Fintech and non-bank financial lenders sprung up to cater to the millions of Indians joining the country’s credit-hungry middle class — many of whom have traditionally had limited access to the formal financial system — and looking to buy everything from refrigerators to holidays.

Banks have also expanded into personal lending. Unsecured credit card loans from banks grew nearly 30 per cent year-over-year between April and September, according to Fitch Ratings, compared to overall loan growth of 20 per cent.

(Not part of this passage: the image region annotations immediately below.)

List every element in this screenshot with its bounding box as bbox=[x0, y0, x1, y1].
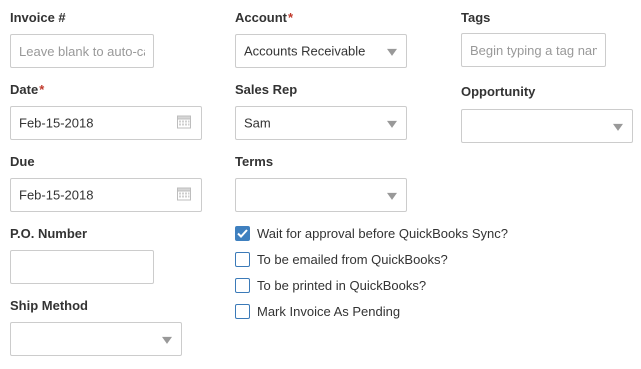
sales-rep-value: Sam bbox=[244, 115, 271, 131]
sales-rep-label: Sales Rep bbox=[235, 82, 298, 97]
due-label: Due bbox=[10, 154, 35, 169]
due-value: Feb-15-2018 bbox=[19, 187, 94, 203]
mark-pending-checkbox[interactable]: Mark Invoice As Pending bbox=[235, 304, 400, 319]
emailed-from-quickbooks-checkbox[interactable]: To be emailed from QuickBooks? bbox=[235, 252, 448, 267]
terms-label: Terms bbox=[235, 154, 274, 169]
chevron-down-icon bbox=[387, 48, 397, 56]
checkbox-box[interactable] bbox=[235, 278, 250, 293]
checkbox-label: To be emailed from QuickBooks? bbox=[257, 252, 448, 267]
invoice-number-label: Invoice # bbox=[10, 10, 66, 25]
date-field[interactable]: Feb-15-2018 bbox=[10, 106, 202, 140]
required-mark: * bbox=[39, 82, 45, 97]
checkbox-label: Mark Invoice As Pending bbox=[257, 304, 401, 319]
tags-label: Tags bbox=[461, 10, 491, 25]
chevron-down-icon bbox=[387, 192, 397, 200]
date-label: Date* bbox=[10, 82, 45, 97]
printed-in-quickbooks-checkbox[interactable]: To be printed in QuickBooks? bbox=[235, 278, 426, 293]
checkbox-box[interactable] bbox=[235, 226, 250, 241]
chevron-down-icon bbox=[613, 123, 623, 131]
chevron-down-icon bbox=[387, 120, 397, 128]
account-label: Account* bbox=[235, 10, 294, 25]
account-select[interactable]: Accounts Receivable bbox=[235, 34, 407, 68]
opportunity-label: Opportunity bbox=[461, 84, 536, 99]
opportunity-select[interactable] bbox=[461, 109, 633, 143]
check-icon bbox=[237, 229, 248, 238]
calendar-icon[interactable] bbox=[177, 187, 191, 204]
checkbox-box[interactable] bbox=[235, 252, 250, 267]
due-date-field[interactable]: Feb-15-2018 bbox=[10, 178, 202, 212]
calendar-icon[interactable] bbox=[177, 115, 191, 132]
po-number-label: P.O. Number bbox=[10, 226, 88, 241]
po-number-input[interactable] bbox=[10, 250, 154, 284]
required-mark: * bbox=[288, 10, 294, 25]
ship-method-label: Ship Method bbox=[10, 298, 88, 313]
checkbox-label: To be printed in QuickBooks? bbox=[257, 278, 427, 293]
chevron-down-icon bbox=[162, 336, 172, 344]
invoice-number-input[interactable] bbox=[10, 34, 154, 68]
date-value: Feb-15-2018 bbox=[19, 115, 94, 131]
checkbox-box[interactable] bbox=[235, 304, 250, 319]
terms-select[interactable] bbox=[235, 178, 407, 212]
account-value: Accounts Receivable bbox=[244, 43, 366, 59]
checkbox-label: Wait for approval before QuickBooks Sync… bbox=[257, 226, 508, 241]
wait-for-approval-checkbox[interactable]: Wait for approval before QuickBooks Sync… bbox=[235, 226, 508, 241]
tags-input[interactable] bbox=[461, 33, 606, 67]
sales-rep-select[interactable]: Sam bbox=[235, 106, 407, 140]
ship-method-select[interactable] bbox=[10, 322, 182, 356]
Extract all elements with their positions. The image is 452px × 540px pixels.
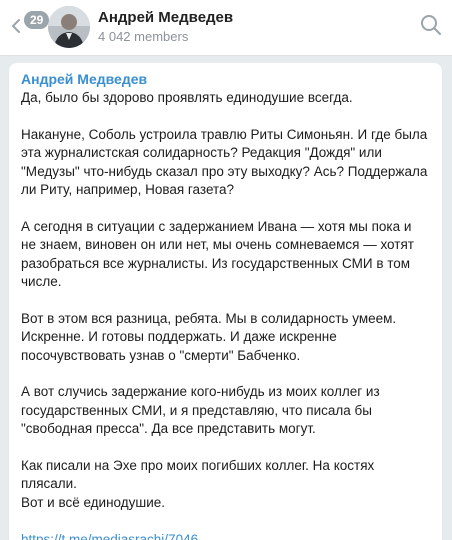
message-bubble: Андрей Медведев Да, было бы здорово проя… <box>9 63 442 540</box>
back-button[interactable]: 29 <box>4 6 50 42</box>
avatar[interactable] <box>48 6 90 48</box>
unread-count-badge: 29 <box>24 11 50 29</box>
search-icon <box>421 15 441 35</box>
message-author[interactable]: Андрей Медведев <box>21 70 430 88</box>
message-paragraph: Да, было бы здорово проявлять единодушие… <box>21 90 353 105</box>
message-paragraph: Вот в этом вся разница, ребята. Мы в сол… <box>21 310 397 363</box>
chat-title[interactable]: Андрей Медведев <box>98 9 233 26</box>
arrow-left-icon <box>12 19 20 33</box>
search-button[interactable] <box>418 12 444 38</box>
message-paragraph: А вот случись задержание кого-нибудь из … <box>21 384 380 437</box>
member-count: 4 042 members <box>98 29 189 44</box>
message-paragraph: А сегодня в ситуации с задержанием Ивана… <box>21 218 414 290</box>
message-paragraph: Как писали на Эхе про моих погибших колл… <box>21 458 375 510</box>
message-text: Да, было бы здорово проявлять единодушие… <box>21 89 430 512</box>
message-link[interactable]: https://t.me/mediasrachi/7046 <box>21 531 198 540</box>
chat-header: 29 Андрей Медведев 4 042 members <box>0 0 452 56</box>
message-paragraph: Накануне, Соболь устроила травлю Риты Си… <box>21 126 428 198</box>
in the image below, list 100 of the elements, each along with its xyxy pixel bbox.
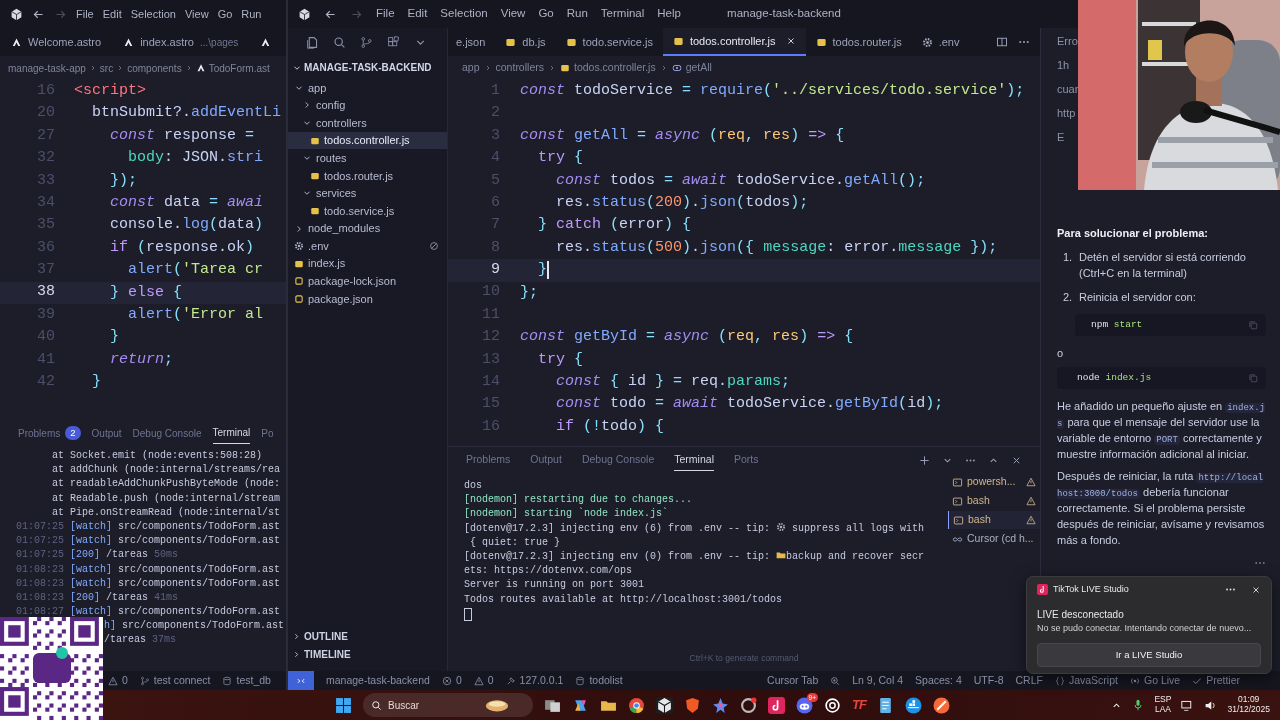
tree-item[interactable]: routes [288,149,447,167]
panel-tab[interactable]: Debug Console [132,422,202,444]
menu-item[interactable]: Go [217,5,233,23]
breadcrumb-item[interactable]: TodoForm.ast [208,60,270,76]
panel-tab[interactable]: Output [91,422,122,444]
editor-tab[interactable]: Welcome.astro [0,28,113,56]
breadcrumb-item[interactable]: src [99,60,114,76]
editor-tab[interactable]: todo.service.js [555,28,663,56]
terminal-instance[interactable]: bash [948,511,1040,529]
tree-item[interactable]: controllers [288,114,447,132]
menu-item[interactable]: Selection [130,5,176,23]
panel-tab[interactable]: Ports [733,449,759,471]
tree-item[interactable]: index.js [288,254,447,273]
menu-item[interactable]: View [184,5,209,23]
status-item[interactable]: 0 [441,672,462,689]
breadcrumb-item[interactable]: controllers [495,60,544,76]
editor-tab[interactable]: .env [911,28,970,56]
panel-tab[interactable]: Debug Console [581,449,655,471]
menu-item[interactable]: Run [241,5,262,23]
panel-tab[interactable]: Terminal [212,422,251,444]
menu-item[interactable]: Help [657,5,681,23]
editor-tab[interactable]: index.astro ...\pages [112,28,250,56]
menu-item[interactable]: Run [566,5,588,23]
status-item[interactable]: manage-task-backend [326,672,430,689]
terminal-instance[interactable]: Cursor (cd h... [948,530,1040,548]
breadcrumb-item[interactable]: components [127,60,182,76]
breadcrumb-item[interactable]: manage-task-app [8,60,86,76]
status-item[interactable]: 0 [473,672,494,689]
tree-item[interactable]: package.json [288,290,447,308]
chat-text: Erro [1057,34,1079,49]
menu-item[interactable]: File [76,5,94,23]
search-input[interactable]: Buscar [388,697,478,713]
app-logo[interactable]: TF [852,695,866,715]
status-item[interactable]: 0 [108,672,128,689]
line-number: 37 [36,260,55,281]
editor-tab[interactable]: db.js [495,28,556,56]
code-line: if (response.ok) [109,237,255,258]
editor-tab[interactable]: todos.router.js [805,28,912,56]
clock-date[interactable]: 31/12/2025 [1227,705,1270,715]
status-item[interactable]: Cursor Tab [767,672,819,689]
panel-tab[interactable]: Output [530,449,562,471]
terminal-line: [nodemon] restarting due to changes... [464,493,694,508]
status-item[interactable]: CRLF [1015,672,1043,689]
tree-item[interactable]: todos.controller.js [288,131,447,150]
line-number: 3 [490,125,500,146]
status-item[interactable]: test_db [222,672,271,689]
tree-item[interactable]: node_modules [288,219,447,238]
tree-item[interactable]: app [288,79,447,97]
notification-button[interactable]: Ir a LIVE Studio [1037,643,1261,668]
status-item[interactable]: Go Live [1129,672,1181,689]
tree-item[interactable]: config [288,96,447,115]
line-number: 14 [481,372,500,393]
terminal-line: [dotenv@17.2.3] injecting env (0) from .env -- tip: backup and recover secr [464,549,925,564]
status-item[interactable]: UTF-8 [973,672,1004,689]
panel-tab[interactable]: Problems 2 [18,422,81,444]
status-item[interactable]: JavaScript [1054,672,1118,689]
editor-tab[interactable]: todos.controller.js [662,28,806,56]
terminal-line: at readableAddChunkPushByteMode (node: [51,477,282,492]
search-box[interactable]: Buscar [363,693,533,717]
menu-item[interactable]: Go [538,5,554,23]
code-line: res.status(200).json(todos); [555,192,809,213]
language-indicator[interactable]: ESP [1154,695,1172,705]
code-line: try { [537,349,584,370]
terminal-line: [nodemon] starting `node index.js` [464,507,670,522]
status-item[interactable]: 127.0.0.1 [505,672,564,689]
section-header[interactable]: TIMELINE [288,645,447,663]
region-indicator[interactable]: LAA [1154,705,1171,715]
panel-tab[interactable]: Problems [466,449,511,471]
terminal-line: 01:08:27 [watch] src/components/TodoForm.ast [15,605,282,620]
menu-item[interactable]: Edit [102,5,122,23]
code-snippet: npm start [1091,317,1143,332]
breadcrumb-item[interactable]: todos.controller.js [573,60,656,76]
menu-item[interactable]: Selection [440,5,488,23]
status-item[interactable]: Ln 9, Col 4 [852,672,904,689]
menu-item[interactable]: Edit [407,5,428,23]
line-number: 13 [481,349,500,370]
panel-tab[interactable]: Terminal [674,448,714,472]
menu-item[interactable]: Terminal [600,5,645,23]
editor-tab[interactable]: e.json [452,28,496,56]
terminal-instance[interactable]: powersh... [948,473,1040,491]
status-item[interactable]: Spaces: 4 [915,672,962,689]
tree-item[interactable]: package-lock.json [288,272,447,291]
tree-item[interactable]: .env [288,237,447,255]
chat-paragraph: He añadido un pequeño ajuste en index.js para que el mensaje del servidor use la variable de entorno PORT correctamente y muestre información adicional al iniciar. [1057,399,1266,463]
status-item[interactable]: todolist [575,672,623,689]
clock-time[interactable]: 01:09 [1238,695,1260,705]
breadcrumb-item[interactable]: app [462,60,480,76]
panel-tab[interactable]: Po [261,422,274,444]
menu-item[interactable]: View [500,5,526,23]
tree-item[interactable]: todo.service.js [288,202,447,220]
code-line: const todo = await todoService.getById(id); [555,394,944,415]
tree-item[interactable]: services [288,184,447,203]
section-header[interactable]: OUTLINE [288,627,447,645]
breadcrumb-item[interactable]: getAll [685,60,712,76]
terminal-instance[interactable]: bash [948,492,1040,510]
menu-item[interactable]: File [376,5,395,23]
status-item[interactable]: test connect [139,672,211,689]
tree-item[interactable]: todos.router.js [288,166,447,185]
status-item[interactable]: Prettier [1192,672,1240,689]
code-line: console.log(data) [109,215,264,236]
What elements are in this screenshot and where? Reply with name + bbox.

This competition has forced lenders into ever riskier areas, such as rural microfinance, according to Fitch director Siddharth Goel. “Everybody was trying to get on the bandwagon and trying to lend and lend and lend,” he said. “There was a lot of equity chasing because everybody thought this was the space to be.”

But early signs that credit quality was starting to deteriorate among consumers prompted the RBI to intervene. The rate of personal loans overdue by at least a day, which has risen steadily in recent years, hit 10.4 per cent in July this year, up from 8.9 per cent in March 2019, according to Marcellus Investment Managers in Mumbai.

Line chart of Stress loans (loans overdue past one day), % showing Regulators have reacted to rising personal loan delinquencies

Bajaj Finance, one of India’s largest non-bank financial companies, said in October that it had cut small-ticket lending over signs that consumer borrowing had become “more imprudent”.

The RBI’s regulations will now necessitate lenders to set aside a larger chunk of capital for the consumer and credit card loans they give out, limiting the amount of funds available to lend and increasing competition for loans.

“India is a credit-starved country, we’re a consumption driven country,” said Shailesh Dixit, the co-founder of Gromor Finance, which offers business loans to companies and individuals. Lenders “have to look at this much more judiciously . . . the cost of capital will go up”.

Hardika Shah, the founder of Kinara Capital, a non-bank financial company that provides unsecured business loans, said it was likely to push up costs across the industry.

“The effect could be a liquidity crunch because people are rethinking,” she said. The RBI’s announcement “was a hammer coming down immediately. So obviously they must feel that the risk is large enough for them to take this kind of action this quickly.”

Analysts said that digital lenders, who often served as conduits between financial institutions and consumers, were particularly exposed. Companies such as Paytm, one of India’s oldest fintech groups, have built user bases of hundreds of millions of customers through the rapid growth of cheap digital payments but have struggled to monetise their platforms.

Paytm, which expanded into personal and merchant lending more than three years ago, announced last week that it would now prioritise higher-value loans. The company said that personal loans below Rs50,000 had become “very, very negligible” at 5 per cent of its lending portfolio or less, compared with nearly 10 per cent earlier.

But Tej Shah, a portfolio manager at Marcellus, warned that the RBI’s announcement and the slowdown in consumer lending would make it more difficult for many fintech companies.

“They have some customers but they don’t really have a business model or know how to monetise that,” he said, adding that banks were best-placed to raise more capital.

“The more sustainable model is obviously the banking model. They’ve been doing this for ages, the way it should be done under the regulatory lens. The banks will win.”